ZAKARIA: Now for our question of the week. Here's what I want to know. Do you think Goldman Sachs is guilty of fraud? You can answer yes, no, or I don't know enough to say. That's allowed. Just let me know what you think.

And as always, you can go to our web site to see some great answers to last week's questions.

And remember, to make sure you never miss a show, go to iTunes and subscribe to our weekly podcast. It's free. You can't beat that price. Now, as I do every week, I would like to recommend a book. With all the allegations that banks have been misleading investors, I thought everyone could use a simple primer on investing.
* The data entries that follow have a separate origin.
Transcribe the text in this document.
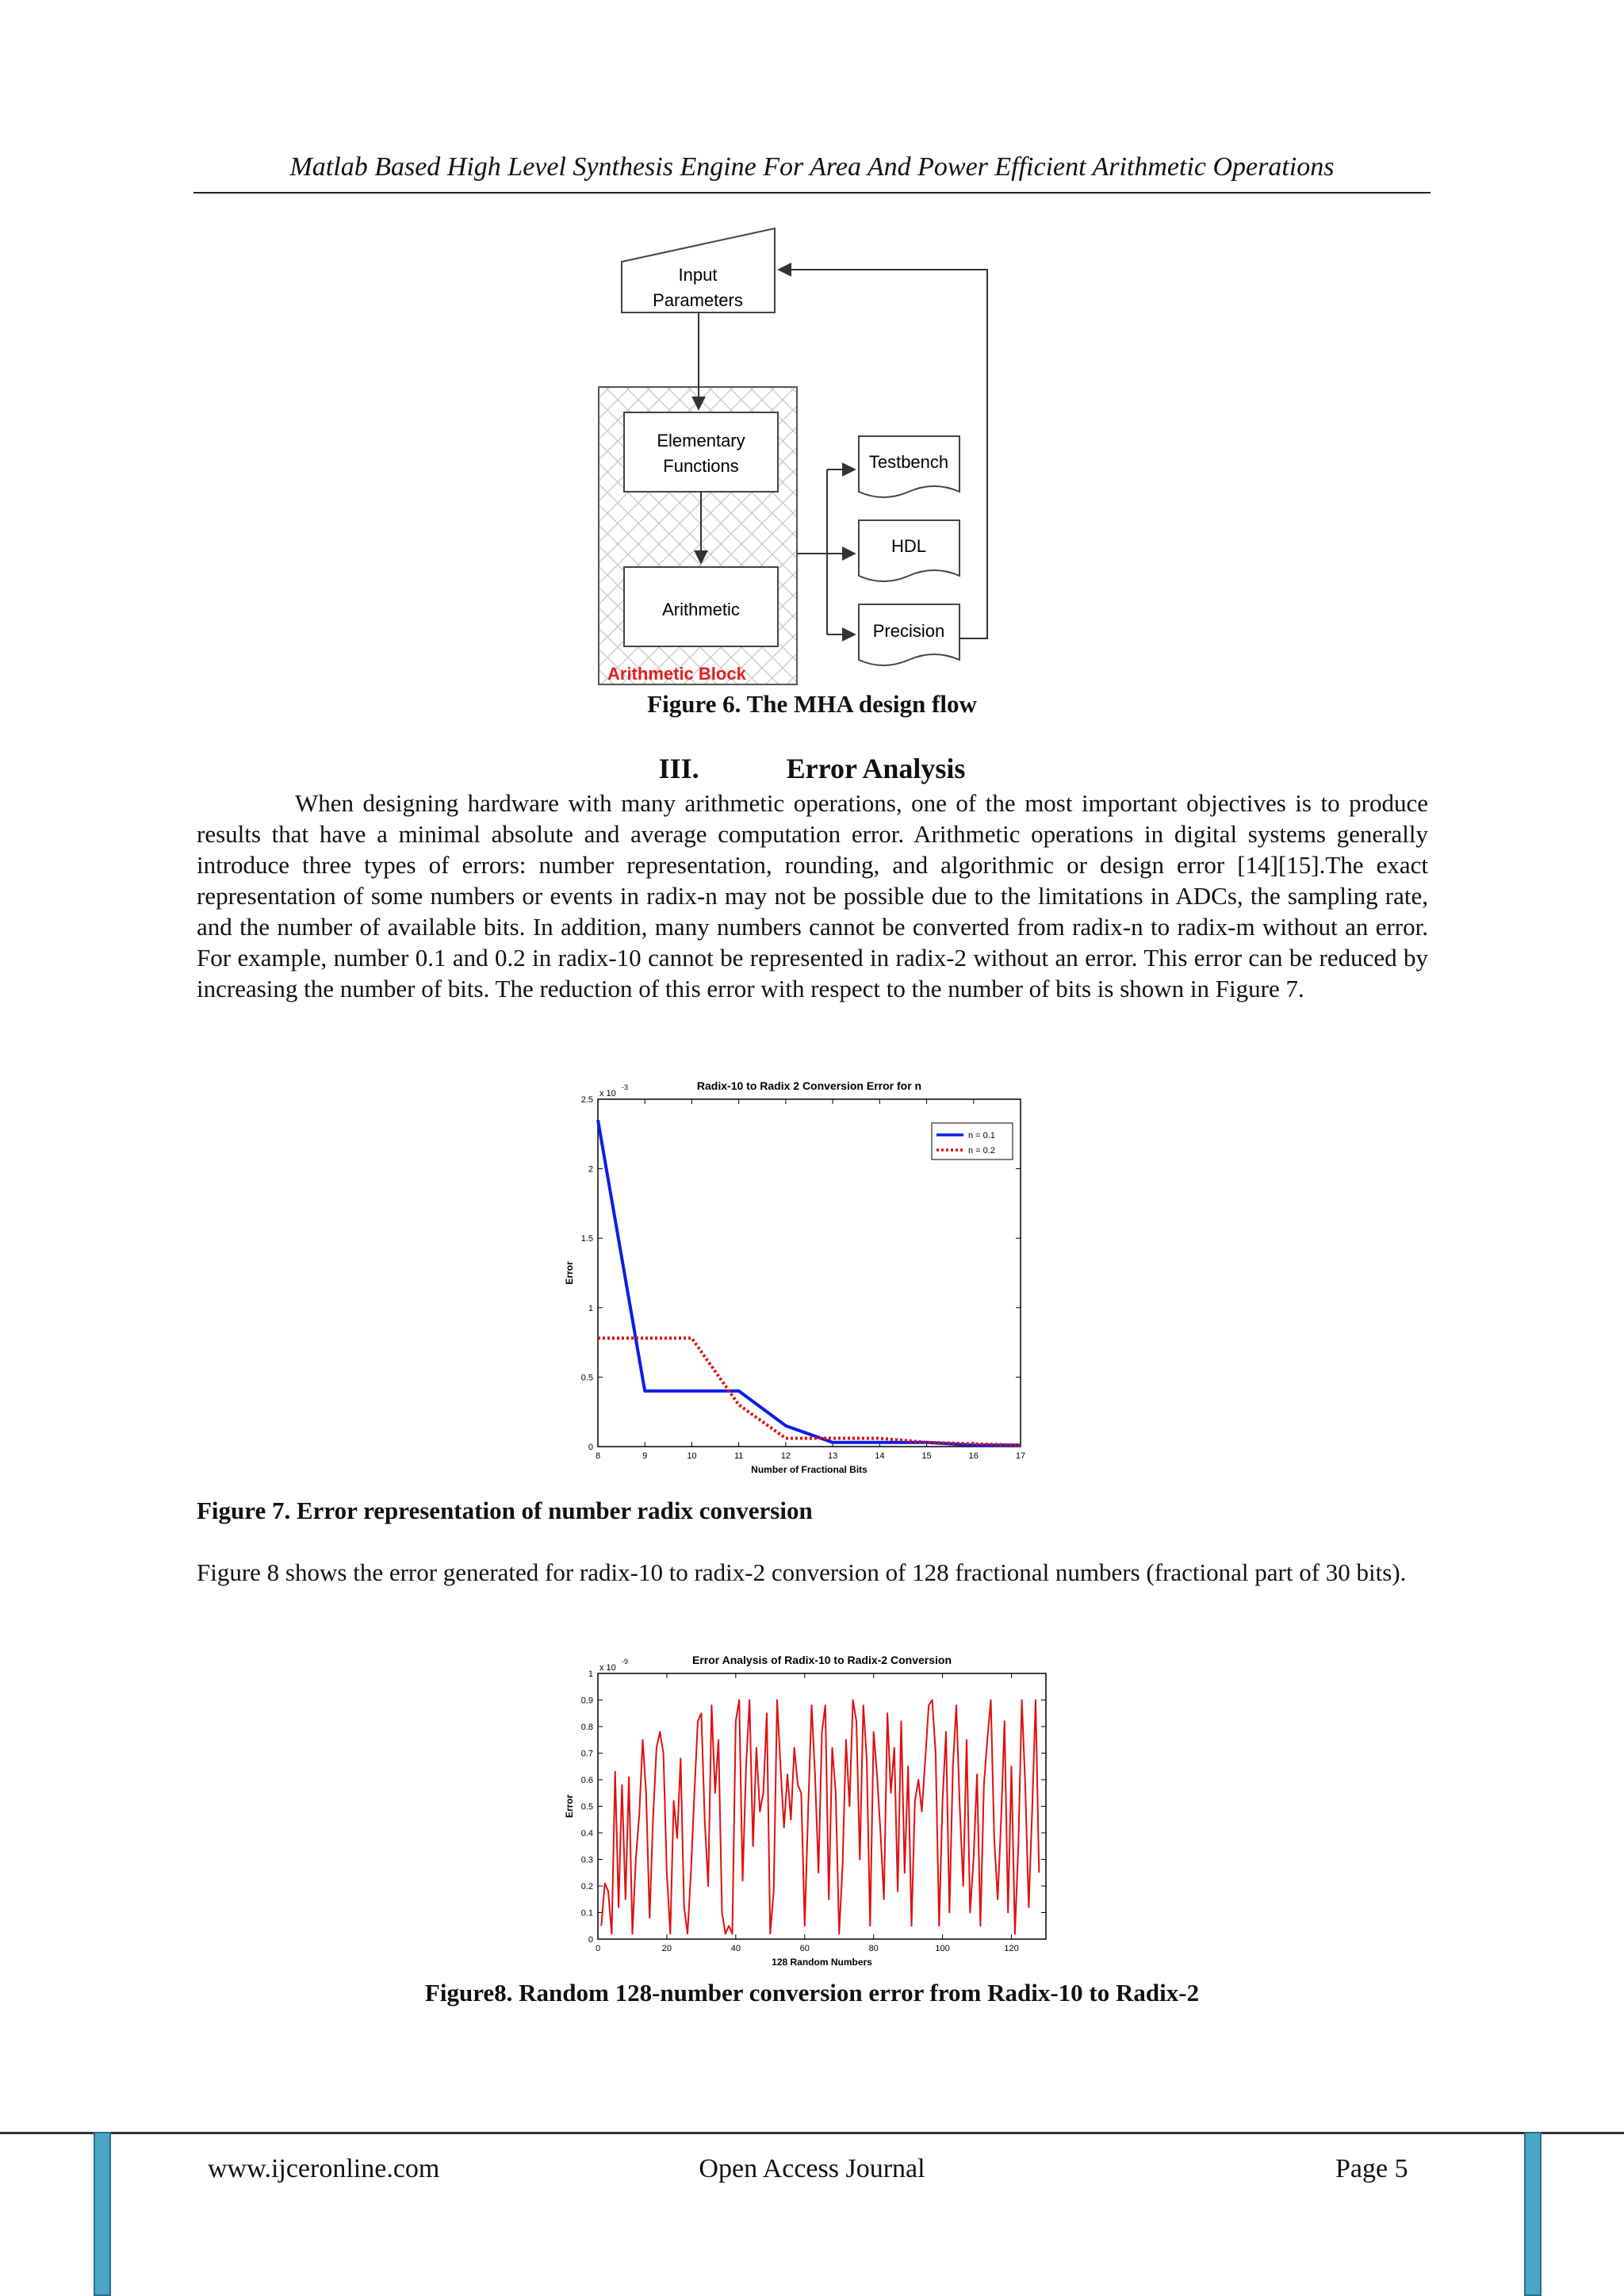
Matlab Based High Level Synthesis Engine For Area And Power Efficient Arithmetic Operations
Input
Parameters
Elementary
Functions
Arithmetic
Arithmetic Block
Testbench
HDL
Precision
Figure 6. The MHA design flow
III.	Error Analysis

When designing hardware with many arithmetic operations, one of the most important objectives is to produce results that have a minimal absolute and average computation error. Arithmetic operations in digital systems generally introduce three types of errors: number representation, rounding, and algorithmic or design error [14][15].The exact representation of some numbers or events in radix-n may not be possible due to the limitations in ADCs, the sampling rate, and the number of available bits. In addition, many numbers cannot be converted from radix-n to radix-m without an error. For example, number 0.1 and 0.2 in radix-10 cannot be represented in radix-2 without an error. This error can be reduced by increasing the number of bits. The reduction of this error with respect to the number of bits is shown in Figure 7.

Radix-10 to Radix 2 Conversion Error for n
0
0.5
1
1.5
2
2.5
8	9	10	11	12	13	14	15	16	17
x 10
-3
Number of Fractional Bits
Error
n = 0.1
n = 0.2
Figure 7. Error representation of number radix conversion

Figure 8 shows the error generated for radix-10 to radix-2 conversion of 128 fractional numbers (fractional part of 30 bits).

Error Analysis of Radix-10 to Radix-2 Conversion
0
0.1
0.2
0.3
0.4
0.5
0.6
0.7
0.8
0.9
1
0	20	40	60	80	100	120
x 10
-9
128 Random Numbers
Error
Figure8. Random 128-number conversion error from Radix-10 to Radix-2
www.ijceronline.com	Open Access Journal	Page 5
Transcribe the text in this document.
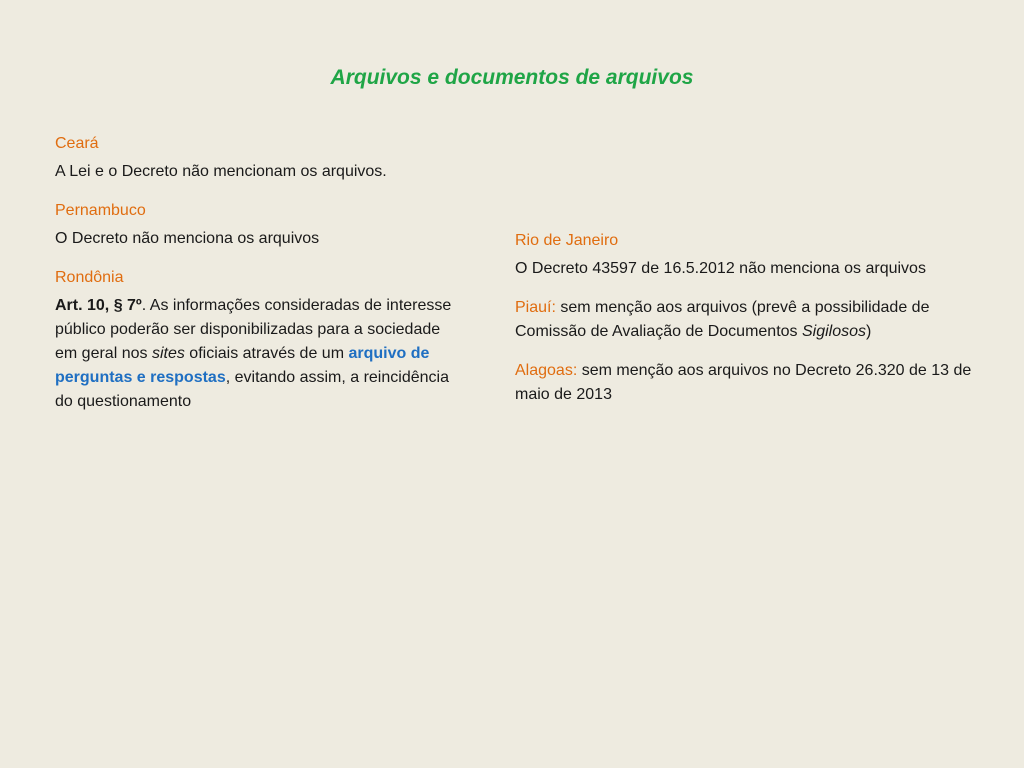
Arquivos e documentos de arquivos

Ceará

A Lei e o Decreto não mencionam os arquivos.

Pernambuco

O Decreto não menciona os arquivos

Rondônia

Art. 10, § 7º. As informações consideradas de interesse público poderão ser disponibilizadas para a sociedade em geral nos sites oficiais através de um arquivo de perguntas e respostas, evitando assim, a reincidência do questionamento

Rio de Janeiro

O Decreto 43597 de 16.5.2012 não menciona os arquivos

Piauí: sem menção aos arquivos (prevê a possibilidade de Comissão de Avaliação de Documentos Sigilosos)

Alagoas: sem menção aos arquivos no Decreto 26.320 de 13 de maio de 2013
And the best one of those I've seen is a new one. It's called the "Elements of Investing" by Burton Malkiel and Charles Ellis. It is styled after Strunk & White's ageless guide to writing, "The Elements of Style." It is brief, smart and easy to read. Everyone will profit from reading it.

And now, for the last look.

Russian rap reportedly has a new hero. It's the unassuming man in the gray sweater right there in the front row. Yep, that's President Putin. This man who proudly touts his education on the streets of St. Petersburg was nominated for the first annual Russian Street Awards honoring the best in Russian hip-hop.

The award nod came for this performance that you're looking at. But it wasn't his dance styling the Russian people were impressed with nor was it his rhyming skills. It's what he has to say about hip hop. Street rap may be a little rough, Putin said, but it contains social meaning. He went on, graffiti becomes a real elegant art. Break dance is something special. After all those efforts at being hip, President Putin didn't get the prize. Sorry, Mr. President.